Le rapport quantité-prix qu’offre Rock’n Roll est exceptionnel : pour le tarif d’une entrée, vous aurez deux films, qui n’ont en commun que leurs personnages principaux, Guillaume Canet et Marion Cotillard (interprétés par Guillaume Canet et Marion Cotillard). Le premier film est une satire du cinéma français, le second une fable absurde. Le hiatus entre ces deux parties est – avec une certaine désinvolture dans l’écriture de chacun des scénarios – la principale faiblesse de Rock’n Roll, qui reste un spectacle distrayant.

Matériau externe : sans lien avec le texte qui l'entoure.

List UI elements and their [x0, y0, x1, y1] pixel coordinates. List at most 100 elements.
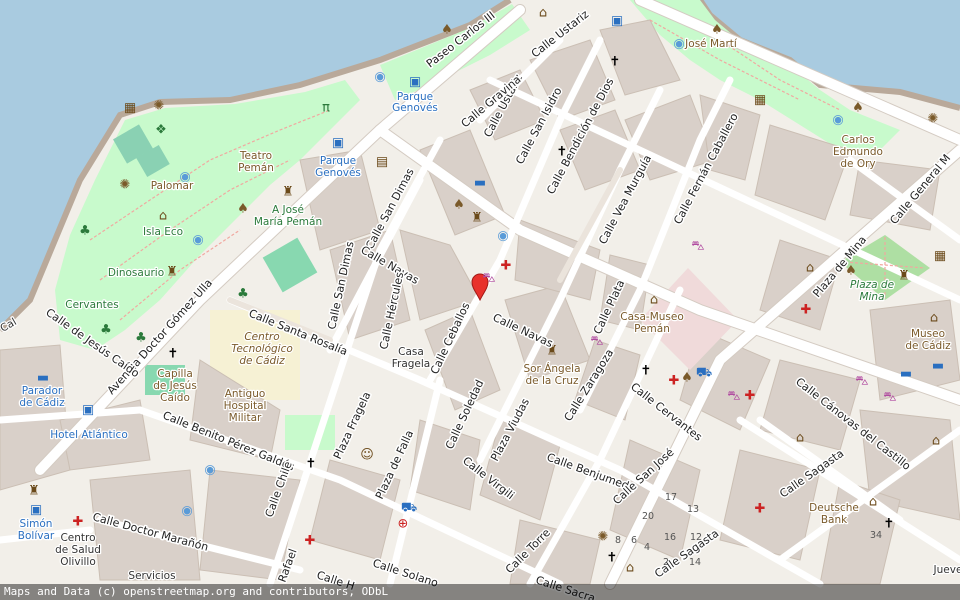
poi-label-palomar: Palomar	[151, 180, 194, 192]
house-number: 34	[870, 530, 882, 541]
poi-label-parque-genoves: Genovés	[392, 102, 438, 114]
bus-stop-icon[interactable]: ▣	[409, 75, 421, 90]
poi-label-carlos: Edmundo	[833, 146, 883, 158]
shopping-cart-icon: ⛍	[883, 390, 896, 405]
church-cross-icon: ✝	[884, 517, 895, 532]
hotel-bed-icon: ▬	[932, 359, 944, 374]
house-number: 12	[690, 532, 702, 543]
poi-label-jueve: Jueve	[933, 564, 960, 576]
bus-stop-icon[interactable]: ▣	[332, 136, 344, 151]
pharmacy-cross-icon: ✚	[801, 303, 812, 318]
pharmacy-cross-icon: ✚	[745, 389, 756, 404]
fountain-icon: ◉	[192, 233, 203, 248]
poi-label-museo-cadiz: Museo	[911, 328, 945, 340]
museum-icon: ⌂	[626, 561, 634, 576]
monument-icon: ▦	[934, 249, 946, 264]
taxi-icon[interactable]: ⛟	[401, 501, 417, 516]
theatre-masks-icon: ☺	[360, 448, 374, 463]
poi-label-centro-tecnologico: de Cádiz	[239, 355, 285, 367]
poi-label-centro-tecnologico: Tecnológico	[231, 343, 293, 355]
poi-label-isla-eco: Isla Eco	[143, 226, 183, 238]
hotel-bed-icon: ▬	[37, 371, 49, 386]
fountain-icon: ◉	[497, 229, 508, 244]
bus-stop-icon[interactable]: ▣	[30, 503, 42, 518]
poi-label-casa-museo: Pemán	[634, 323, 670, 335]
poi-label-hotel: Hotel Atlántico	[50, 429, 128, 441]
monument-icon: ▦	[754, 93, 766, 108]
bank-icon: ⌂	[806, 261, 814, 276]
viewpoint-icon: ✺	[598, 530, 609, 545]
tree-icon: ♠	[453, 198, 465, 213]
poi-label-antiguo-hospital: Hospital	[224, 400, 267, 412]
house-number: 20	[642, 511, 654, 522]
tree-icon: ♠	[441, 23, 453, 38]
hotel-bed-icon: ▬	[900, 367, 912, 382]
shopping-cart-icon: ⛍	[482, 271, 495, 286]
fountain-icon: ◉	[181, 504, 192, 519]
poi-label-simon-bolivar: Simón	[20, 518, 53, 530]
museum-icon: ⌂	[932, 434, 940, 449]
monument-icon: ♜	[28, 484, 40, 499]
museum-icon: ⌂	[539, 6, 547, 21]
poi-label-capilla: Caído	[160, 392, 190, 404]
poi-label-a-jose: A José	[272, 204, 304, 216]
house-number: 17	[665, 492, 677, 503]
bus-stop-icon[interactable]: ▣	[82, 403, 94, 418]
shopping-cart-icon: ⛍	[691, 239, 704, 254]
map-canvas[interactable]: ✝ ✝ ✝ ✝ ✝ ✝ ✝ ✚ ✚ ✚ ✚ ✚ ✚ ✚ ⊕ ▣ ▣ ▣ ▣ ▣ …	[0, 0, 960, 600]
fountain-icon: ◉	[204, 463, 215, 478]
poi-label-casa-museo: Casa-Museo	[620, 311, 684, 323]
church-cross-icon: ✝	[610, 55, 621, 70]
house-number: 8	[615, 535, 621, 546]
map-attribution[interactable]: Maps and Data (c) openstreetmap.org and …	[0, 584, 960, 600]
pharmacy-cross-icon: ✚	[501, 259, 512, 274]
poi-label-centro-salud: Olivillo	[60, 556, 96, 568]
poi-label-carlos: Carlos	[842, 134, 875, 146]
poi-label-museo-cadiz: de Cádiz	[905, 340, 951, 352]
poi-label-teatro: Teatro	[239, 150, 272, 162]
house-number: 13	[687, 504, 699, 515]
poi-label-capilla: de Jesús	[153, 380, 197, 392]
poi-label-parador: de Cádiz	[19, 397, 65, 409]
bank-icon: ⌂	[796, 431, 804, 446]
museum-icon: ⌂	[650, 293, 658, 308]
poi-label-dinosaurio: Dinosaurio	[108, 267, 164, 279]
viewpoint-icon: ✺	[120, 178, 131, 193]
poi-label-parque-genoves: Parque	[320, 155, 356, 167]
poi-label-parque-genoves: Genovés	[315, 167, 361, 179]
tree-icon: ♠	[852, 101, 864, 116]
pharmacy-cross-icon: ✚	[73, 515, 84, 530]
playground-icon: ♣	[79, 224, 91, 239]
viewpoint-icon: ✺	[154, 99, 165, 114]
house-number: 4	[644, 542, 650, 553]
church-cross-icon: ✝	[168, 347, 179, 362]
church-cross-icon: ✝	[641, 364, 652, 379]
picnic-table-icon: π	[322, 101, 330, 116]
poi-label-plaza-mina: Mina	[859, 291, 884, 303]
fountain-icon: ◉	[374, 70, 385, 85]
poi-label-carlos: de Ory	[840, 158, 875, 170]
poi-label-teatro: Pemán	[238, 162, 274, 174]
fountain-icon: ◉	[832, 113, 843, 128]
playground-icon: ♣	[237, 287, 249, 302]
monument-icon: ♜	[166, 265, 178, 280]
house-number: 6	[631, 535, 637, 546]
tree-icon: ♠	[711, 23, 723, 38]
dog-park-icon: ❖	[155, 123, 167, 138]
fountain-icon: ◉	[673, 37, 684, 52]
poi-label-a-jose: María Pemán	[254, 216, 322, 228]
bus-stop-icon[interactable]: ▣	[611, 14, 623, 29]
tree-icon: ♠	[681, 371, 693, 386]
taxi-icon[interactable]: ⛟	[696, 366, 712, 381]
hotel-bed-icon: ▬	[474, 176, 486, 191]
playground-icon: ♣	[100, 323, 112, 338]
monument-icon: ♜	[471, 211, 483, 226]
viewpoint-icon: ✺	[928, 112, 939, 127]
poi-label-sor-angela: Sor Ángela	[523, 362, 580, 375]
bank-icon: ⌂	[869, 495, 877, 510]
poi-label-simon-bolivar: Bolívar	[18, 530, 55, 542]
pharmacy-cross-icon: ✚	[305, 534, 316, 549]
poi-label-plaza-mina: Plaza de	[850, 279, 894, 291]
poi-label-antiguo-hospital: Militar	[229, 412, 262, 424]
poi-label-parador: Parador	[22, 385, 63, 397]
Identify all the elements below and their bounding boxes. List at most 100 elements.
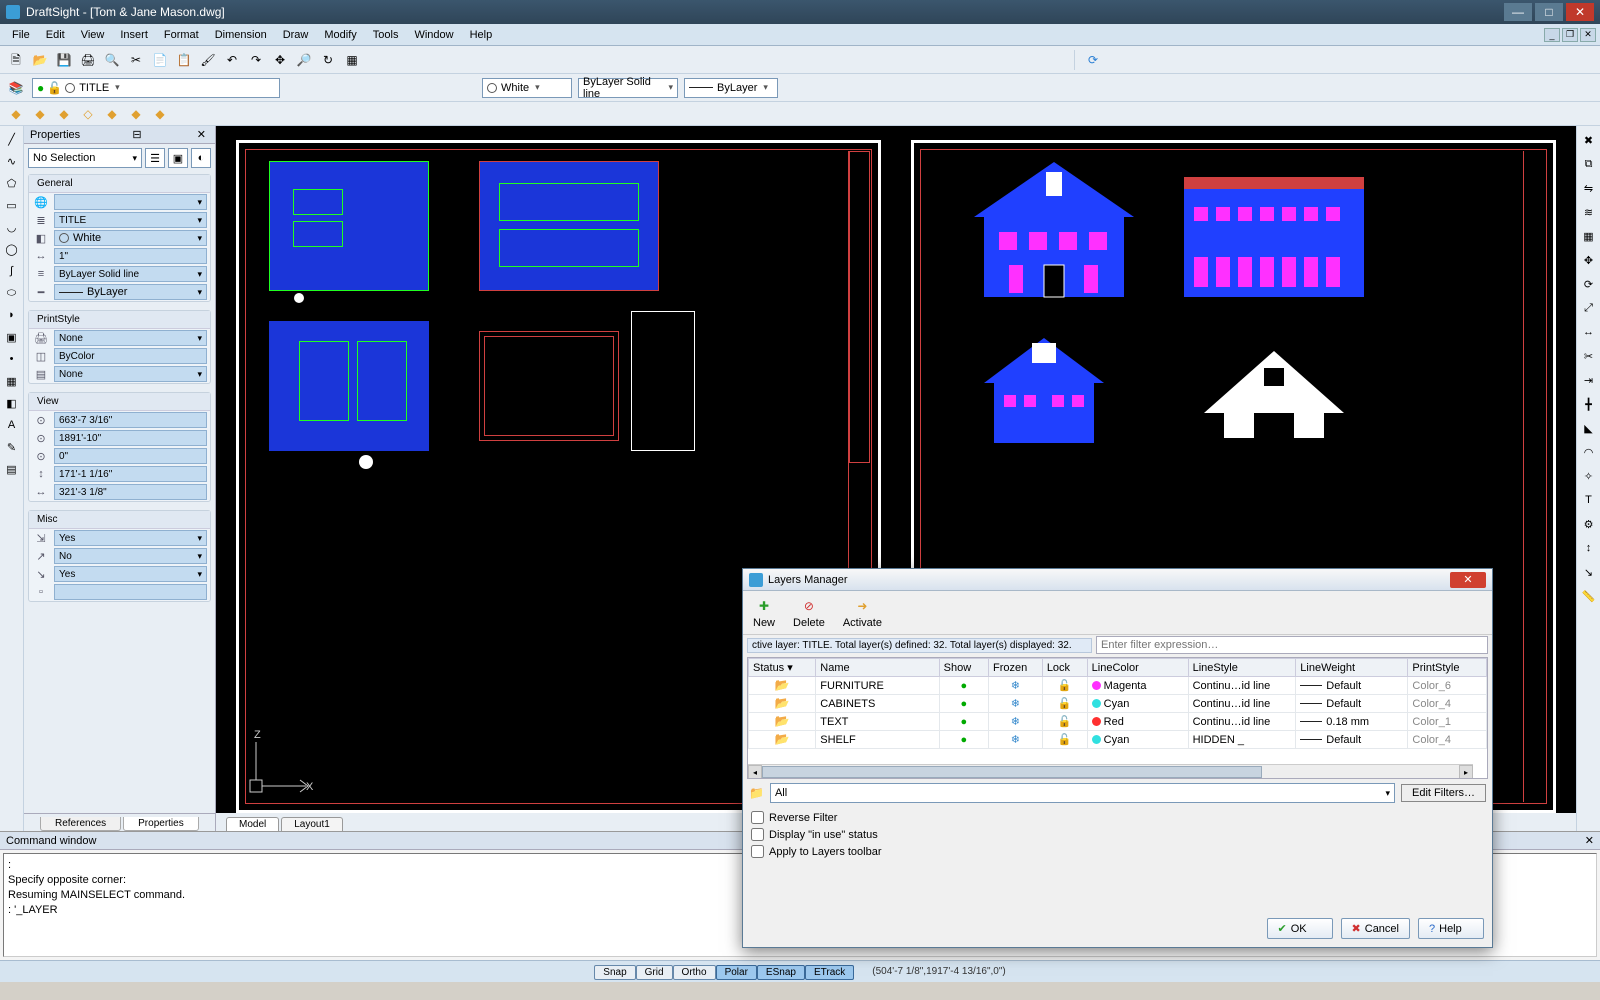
copy-entity-button[interactable]: ⧉ (1579, 154, 1599, 174)
circle-tool-button[interactable]: ◯ (3, 240, 21, 258)
ucsfollow-field[interactable]: No (54, 548, 207, 564)
column-linecolor[interactable]: LineColor (1087, 659, 1188, 677)
polygon-tool-button[interactable]: ⬠ (3, 174, 21, 192)
stretch-button[interactable]: ↔ (1579, 322, 1599, 342)
refresh-button[interactable]: ⟳ (1083, 50, 1103, 70)
scale-button[interactable]: ⤢ (1579, 298, 1599, 318)
tab-layout1[interactable]: Layout1 (281, 817, 343, 831)
print-button[interactable]: 🖨 (78, 50, 98, 70)
view-width-field[interactable]: 321'-3 1/8" (54, 484, 207, 500)
trim-button[interactable]: ✂ (1579, 346, 1599, 366)
annolock-field[interactable]: Yes (54, 530, 207, 546)
view-height-field[interactable]: 171'-1 1/16" (54, 466, 207, 482)
apply-toolbar-checkbox[interactable]: Apply to Layers toolbar (751, 843, 1484, 860)
dimension-button[interactable]: ↕ (1579, 538, 1599, 558)
panel-pin-icon[interactable]: ⊟ (129, 128, 144, 141)
point-tool-button[interactable]: • (3, 350, 21, 368)
layer-manager-button[interactable]: 📚 (6, 78, 26, 98)
tab-model[interactable]: Model (226, 817, 279, 831)
layer-row[interactable]: 📂SHELF●❄🔓CyanHIDDEN _DefaultColor_4 (749, 731, 1487, 749)
copy-button[interactable]: 📄 (150, 50, 170, 70)
menu-edit[interactable]: Edit (38, 27, 73, 43)
cut-button[interactable]: ✂ (126, 50, 146, 70)
menu-modify[interactable]: Modify (316, 27, 364, 43)
status-snap-button[interactable]: Snap (594, 965, 635, 980)
panel-close-icon[interactable]: ✕ (194, 128, 209, 141)
scroll-left-button[interactable]: ◂ (748, 765, 762, 779)
mirror-button[interactable]: ⇋ (1579, 178, 1599, 198)
save-button[interactable]: 💾 (54, 50, 74, 70)
paste-button[interactable]: 📋 (174, 50, 194, 70)
column-frozen[interactable]: Frozen (988, 659, 1042, 677)
text-tool-button[interactable]: A (3, 416, 21, 434)
current-layer-dropdown[interactable]: ● 🔓 TITLE (32, 78, 280, 98)
maximize-button[interactable]: □ (1535, 3, 1563, 21)
explode-button[interactable]: ✧ (1579, 466, 1599, 486)
printmode-field[interactable]: ByColor (54, 348, 207, 364)
menu-dimension[interactable]: Dimension (207, 27, 275, 43)
menu-tools[interactable]: Tools (365, 27, 407, 43)
menu-help[interactable]: Help (462, 27, 501, 43)
rebuild-button[interactable]: ↻ (318, 50, 338, 70)
center-z-field[interactable]: 0" (54, 448, 207, 464)
column-printstyle[interactable]: PrintStyle (1408, 659, 1487, 677)
column-status[interactable]: Status ▾ (749, 659, 816, 677)
color-field[interactable]: White (54, 230, 207, 246)
select-similar-button[interactable]: ◐ (191, 148, 211, 168)
fillet-button[interactable]: ◠ (1579, 442, 1599, 462)
undo-button[interactable]: ↶ (222, 50, 242, 70)
menu-file[interactable]: File (4, 27, 38, 43)
offset-button[interactable]: ≋ (1579, 202, 1599, 222)
menu-insert[interactable]: Insert (112, 27, 156, 43)
extra-field[interactable] (54, 584, 207, 600)
note-tool-button[interactable]: ✎ (3, 438, 21, 456)
linestyle-field[interactable]: ByLayer Solid line (54, 266, 207, 282)
iso-view-5-button[interactable]: ◆ (102, 104, 122, 124)
close-button[interactable]: ✕ (1566, 3, 1594, 21)
open-file-button[interactable]: 📂 (30, 50, 50, 70)
activate-layer-button[interactable]: ➜Activate (843, 597, 882, 629)
move-button[interactable]: ✥ (1579, 250, 1599, 270)
layers-table[interactable]: Status ▾NameShowFrozenLockLineColorLineS… (747, 657, 1488, 779)
lineweight-field[interactable]: ByLayer (54, 284, 207, 300)
menu-view[interactable]: View (73, 27, 113, 43)
status-polar-button[interactable]: Polar (716, 965, 757, 980)
doc-close-button[interactable]: ✕ (1580, 28, 1596, 42)
text-edit-button[interactable]: T (1579, 490, 1599, 510)
leader-button[interactable]: ↘ (1579, 562, 1599, 582)
rotate-button[interactable]: ⟳ (1579, 274, 1599, 294)
help-button[interactable]: ?Help (1418, 918, 1484, 939)
iso-view-3-button[interactable]: ◆ (54, 104, 74, 124)
line-tool-button[interactable]: ╱ (3, 130, 21, 148)
layer-filter-input[interactable] (1096, 636, 1488, 654)
ucssaved-field[interactable]: Yes (54, 566, 207, 582)
region-tool-button[interactable]: ◧ (3, 394, 21, 412)
minimize-button[interactable]: — (1504, 3, 1532, 21)
dialog-close-button[interactable]: ✕ (1450, 572, 1486, 588)
ok-button[interactable]: ✔OK (1267, 918, 1333, 939)
ellipse-arc-button[interactable]: ◗ (3, 306, 21, 324)
column-lock[interactable]: Lock (1042, 659, 1087, 677)
status-ortho-button[interactable]: Ortho (673, 965, 716, 980)
edit-filters-button[interactable]: Edit Filters… (1401, 784, 1486, 802)
iso-view-1-button[interactable]: ◆ (6, 104, 26, 124)
column-lineweight[interactable]: LineWeight (1296, 659, 1408, 677)
table-tool-button[interactable]: ▤ (3, 460, 21, 478)
gear-icon[interactable]: ⚙ (1579, 514, 1599, 534)
center-y-field[interactable]: 1891'-10" (54, 430, 207, 446)
extend-button[interactable]: ⇥ (1579, 370, 1599, 390)
layer-field[interactable]: TITLE (54, 212, 207, 228)
block-tool-button[interactable]: ▣ (3, 328, 21, 346)
status-etrack-button[interactable]: ETrack (805, 965, 854, 980)
hatch-tool-button[interactable]: ▦ (3, 372, 21, 390)
center-x-field[interactable]: 663'-7 3/16" (54, 412, 207, 428)
status-grid-button[interactable]: Grid (636, 965, 673, 980)
scroll-thumb[interactable] (762, 766, 1262, 778)
new-file-button[interactable]: 🗎 (6, 50, 26, 70)
menu-format[interactable]: Format (156, 27, 207, 43)
selection-type-dropdown[interactable]: No Selection (28, 148, 142, 168)
display-in-use-checkbox[interactable]: Display "in use" status (751, 826, 1484, 843)
printstyle-field[interactable]: None (54, 330, 207, 346)
erase-button[interactable]: ✖ (1579, 130, 1599, 150)
menu-window[interactable]: Window (406, 27, 461, 43)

On suit allègrement Guillaume Canet dans ses efforts pour redevenir « rock’n’roll » (après que sa jeune partenaire – Camille Rowe – lui eut annoncé qu’il ne l’était vraiment plus), d’autant que sa compagne Marion Cotillard (Marion Cotillard) gère cette crise existentielle en parlant joual (elle prépare un rôle pour un film de Xavier Dolan), avec une constance qui arrache des cris d’admiration. La seconde partie du film, qui imagine non plus un relooking, mais un remodelage, relève de l’absurde, un genre plus périlleux, dans lequel Guillaume Canet (le réalisateur) s’enlise, faute d’avoir trouvé le bon rythme.

Film français de et avec Guillaume Canet, avec Marion Cotillard, Yvan Attal (2 h 03).

L’HOMME DE TOUS LES ÉCRANS : cycle Pierre Chevalier à la Cinémathèque

Pierre Chevalier (Bande annonce)
Durée : 01:16

Dans les années 1990, alors que le cinéma français n’était pas dans une forme éblouissante, les jeunes auteurs ont trouvé une oasis inattendue, à la télévision, sur la chaîne Arte. Pierre Chevalier, le directeur de l’unité fiction, leur offrait un espace de liberté, dans lequel Claire Denis, Olivier Assayas, Cédric Klapisch, Pascale Ferran, Robert Guédiguian ou André Téchiné ont pu élaborer des œuvres qui étaient parfois des films achevés, d’autres fois la préfiguration de longs-métrages à venir.

Dans la première catégorie, on trouve Marius et Jeannette, de Guédiguian, ou Ressources humaines, de Laurent Cantet. Dans la seconde, des épisodes des séries Tous les garçons et les filles ou L’An 2000 vu par sont devenus L’Eau froide, d’Assayas, The Hole, de Tsai Ming-Liang, ou Les Roseaux sauvages, de Téchiné. La Cinémathèque offre un vaste panorama de ce travail resté sans égal. Nombre de séances seront présentées par les réalisateurs qui ont travaillé avec Pierre Chevalier.

Cinémathèque française, 51, rue de Bercy, du 15 février au 20 mars.